Rare Images of Armenian Lives Lost in the Ottoman Empire

By Agnessa Kasumyan

Beneath the ground floor of the University of Southern California’s Doheny Library stands a poignant but powerful exhibit. Featuring around 160 images, the exhibit, called “UNDELIVERABLE: Postcards and Photos of Lives Interrupted,” evokes feelings of a harrowing past but hopeful future as surviving generations of Armenians walk the quiet corridors of the library to glimpse into a history disrupted by violence. Organized by the USC Institute of Armenian Studies and co-curated by Narineh Mirzaeian, a Los Angeles-based designer and architect, UNDELIVERABLE opened onAugust 28 and has been extended to run through January 2018.

The sepia-toned postcards belong to the Orlando Carlo Calumeno Collection & Archives, initiated by an Istanbul-based businessman whose collection spans 80,000 and offers insight into the daily lives of Armenians living in Ottoman Turkey. According to Osman Koker’s volume one of “Armenians in Turkey 100 Years Ago,” the images, printed between 1895 and 1921, “offer information about the role played by Armenians in the economical, social and cultural life of the settlements in which they lived” during the Ottoman period.In an interview with the Institute, Calumeno said that his collection aims to shed light on the lives of minorities in the Ottoman Empire.

“Anatolia was a mixed cradle of civilization,” he said. “Multilingual, multi-faith, multi-cultural. That has been lost in the transition to the Republic. Anatolia is far behind where it was 500 years ago. Its greatness was in that melting pot of all those different cultures — Armenians, Assyrians, Jews, Greeks, Kurdish people, Italians, Germans, French. Now it has become mono-cultural and mono-lingual. When you lose the minorities, you lose Anatolia basically. That’s the spirit of the entire collection.”

Calumeno began collecting when he was just 16-years-old, after walking into a used bookstore and picking up a postcard of the Hippodrome Square. On the back was text in a strange language he did not recognize. Upon taking it home, his mother informed him that it was Armenian.

“It was like an awakening,” he told the Institute. “Like my roots calling me.”

Calumeno, who is half Armenian through his mother’s side, speaks the language but cannot read or write in it. He is Italian through his father’s side, whose family is one of the oldest surviving Italian families in Istanbul, having lived there for 400 years.

While Calumeno began by collecting postcards with only Armenian inscriptions, he expanded the collection to include all minorities.

“We try to visualize every corner of Anatolia—how it was 120 years ago,” he said.

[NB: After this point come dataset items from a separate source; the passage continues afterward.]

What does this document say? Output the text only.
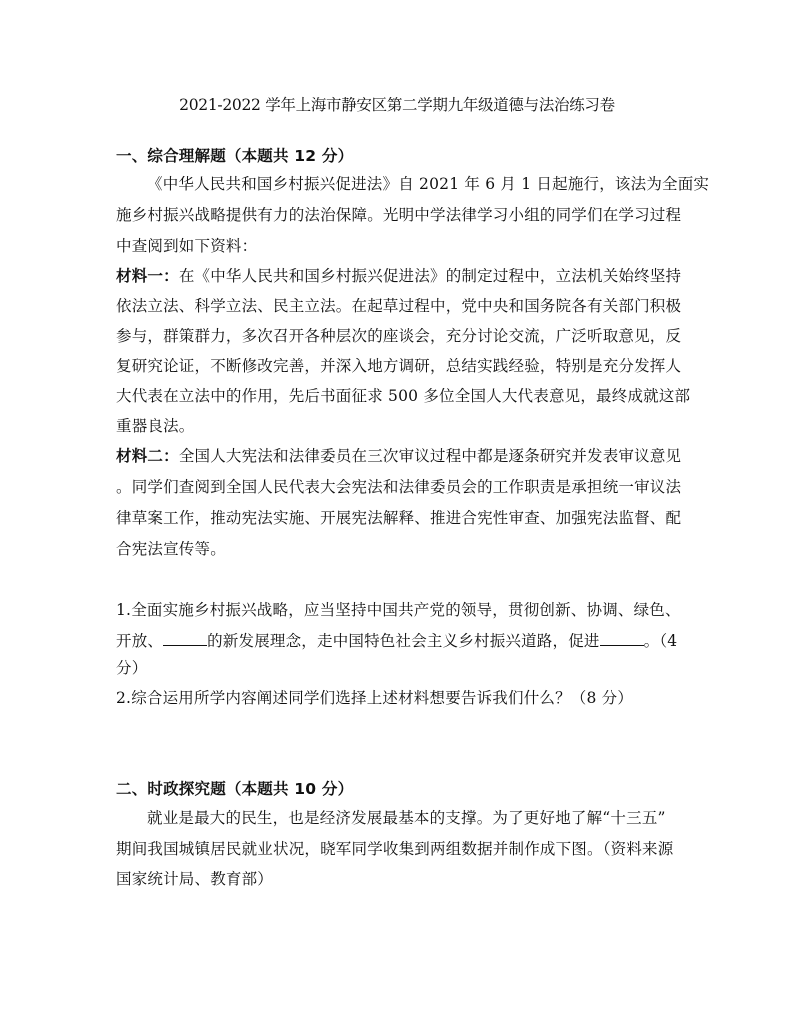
2021-2022 学年上海市静安区第二学期九年级道德与法治练习卷
一、综合理解题（本题共 12 分）
《中华人民共和国乡村振兴促进法》自 2021 年 6 月 1 日起施行，该法为全面实
施乡村振兴战略提供有力的法治保障。光明中学法律学习小组的同学们在学习过程
中查阅到如下资料：
材料一：在《中华人民共和国乡村振兴促进法》的制定过程中，立法机关始终坚持
依法立法、科学立法、民主立法。在起草过程中，党中央和国务院各有关部门积极
参与，群策群力，多次召开各种层次的座谈会，充分讨论交流，广泛听取意见，反
复研究论证，不断修改完善，并深入地方调研，总结实践经验，特别是充分发挥人
大代表在立法中的作用，先后书面征求 500 多位全国人大代表意见，最终成就这部
重器良法。
材料二：全国人大宪法和法律委员在三次审议过程中都是逐条研究并发表审议意见
。同学们查阅到全国人民代表大会宪法和法律委员会的工作职责是承担统一审议法
律草案工作，推动宪法实施、开展宪法解释、推进合宪性审查、加强宪法监督、配
合宪法宣传等。
1.全面实施乡村振兴战略，应当坚持中国共产党的领导，贯彻创新、协调、绿色、
开放、	的新发展理念，走中国特色社会主义乡村振兴道路，促进	。（4
分）
2.综合运用所学内容阐述同学们选择上述材料想要告诉我们什么？（8 分）
二、时政探究题（本题共 10 分）
就业是最大的民生，也是经济发展最基本的支撑。为了更好地了解“十三五”
期间我国城镇居民就业状况，晓军同学收集到两组数据并制作成下图。（资料来源
国家统计局、教育部）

For Calumeno, the postcards make him feel like he is going back in time to a happier and more diverse past.

“Each one is a gateway to connect with the past—a glorious past where everybody called each other ‘my brother, my sister,’” he told the Institute. “In today’s world, it’s hard to imagine this. Not everything was beautiful, but when you go back to pre-genocide Anatolia, you see these naïve people — not knowing what is going to happen in the future. They all live happily. And in these images, they live happily forever.”

The installation of postcards and photographs also includes work by Norair Chahinian, a Brazilian Armenian from Sao Paulo. Drawn from two of his photography books, “Armenia” (2008) and “The Power of Emptiness” (2012), Chahinian’s photographs are documentations of his personal journey throughout Armenia, Syria and Turkey, where he traveled to explore his cultural and ethnic roots.

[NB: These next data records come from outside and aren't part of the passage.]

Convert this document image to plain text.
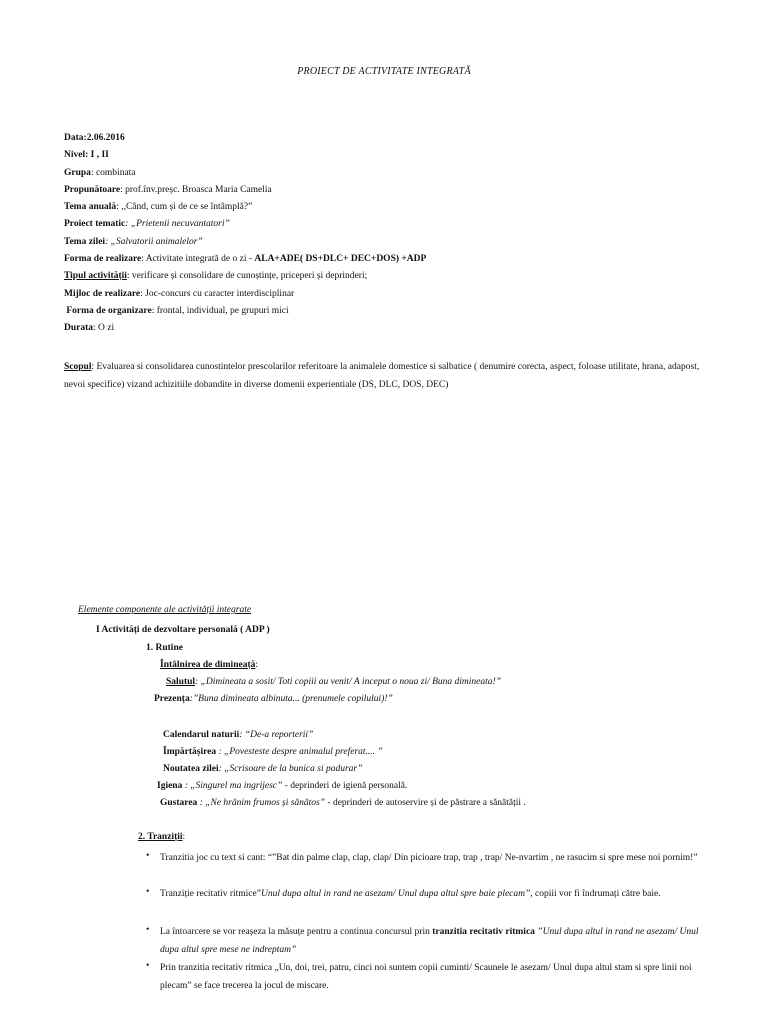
PROIECT DE ACTIVITATE INTEGRATĂ
Data:2.06.2016
Nivel: I , II
Grupa: combinata
Propunătoare: prof.înv.preșc. Broasca Maria Camelia
Tema anuală: ,,Când, cum și de ce se întâmplă?”
Proiect tematic: „Prietenii necuvantatori”
Tema zilei: „Salvatorii animalelor”
Forma de realizare: Activitate integrată de o zi - ALA+ADE( DS+DLC+ DEC+DOS) +ADP
Tipul activității: verificare și consolidare de cunoștințe, priceperi și deprinderi;
Mijloc de realizare: Joc-concurs cu caracter interdisciplinar
Forma de organizare: frontal, individual, pe grupuri mici
Durata: O zi
Scopul: Evaluarea si consolidarea cunostintelor prescolarilor referitoare la animalele domestice si salbatice ( denumire corecta, aspect, foloase utilitate, hrana, adapost, nevoi specifice) vizand achizitiile dobandite in diverse domenii experientiale (DS, DLC, DOS, DEC)
Elemente componente ale activității integrate
I Activități de dezvoltare personală ( ADP )
1. Rutine
Întâlnirea de dimineață:
Salutul: „Dimineata a sosit/ Toti copiii au venit/ A inceput o noua zi/ Buna dimineata!”
Prezența:”Buna dimineata albinuta... (prenumele copilului)!”
Calendarul naturii: “De-a reporterii”
Împărtășirea : „Povesteste despre animalul preferat.... ”
Noutatea zilei: „Scrisoare de la bunica si padurar”
Igiena : „Singurel ma ingrijesc” - deprinderi de igienă personală.
Gustarea : „Ne hrănim frumos și sănătos” - deprinderi de autoservire și de păstrare a sănătății .
2. Tranziții:
•	Tranzitia joc cu text si cant: “”Bat din palme clap, clap, clap/ Din picioare trap, trap , trap/ Ne-nvartim , ne rasucim si spre mese noi pornim!”
•	Tranziție recitativ ritmice”Unul dupa altul in rand ne asezam/ Unul dupa altul spre baie plecam”, copiii vor fi îndrumați către baie.
•	La întoarcere se vor reașeza la măsuțe pentru a continua concursul prin tranzitia recitativ ritmica ”Unul dupa altul in rand ne asezam/ Unul dupa altul spre mese ne indreptam”
•	Prin tranzitia recitativ ritmica „Un, doi, trei, patru, cinci noi suntem copii cuminti/ Scaunele le asezam/ Unul dupa altul stam si spre linii noi plecam” se face trecerea la jocul de miscare.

While he started his explorations off with Armenia and Syria in 2004, he first landed in Turkey in 2012, according to his book “The Power of Emptiness.” Upon his arrival, he discovered a rich, united Armenian community unlike any he had ever come across — one that has survived and thrived despite still being “pressured and persecuted” by the local government like their Anatolian ancestors.

Photography runs in Chahinian’s blood. His grandfather, Avedis, was a refugee who escaped the genocide by fleeing to Aleppo, Syria with his family. Avedis went on to graduate from college and grew a passion for photography, joining Vartan Derounian’s photographic studio. He also received an offer to work for Harper’s Bazaar in New York but decided to remain in Aleppo, taking over Derounian’s studio when he moved to Lebanon.

Chahinian used his grandfather’s antique camera to take some of the images featured in the exhibit.

Institute Director Salpi Ghazarian addressed the power of the images in a panel discussion during INNOVATE ARMENIA, a yearly cultural, scholarly and artistic festival hosted by the Institute that explores both Armenian and global issues.

“Each of these postcards is a story about a very specific kind of loss,” Ghazarian said. “One and a half million has political and historic significance. But the loss of each life, each family, each baseball team, fig factory, silk merchant, carpet weaver, girls’ high school – that is what each of these images reminds us. Today, 100 years later, that is how the impact of the political violence that was genocide will be best understood.”

The USC Doheny Memorial Library is open every day of the week. Hours can be found at libraries.usc.edu/locations/ doheny-memorial-library.

Parking is available on campus at Parking Lot X on the corner of Figueroa and McCarthy Way.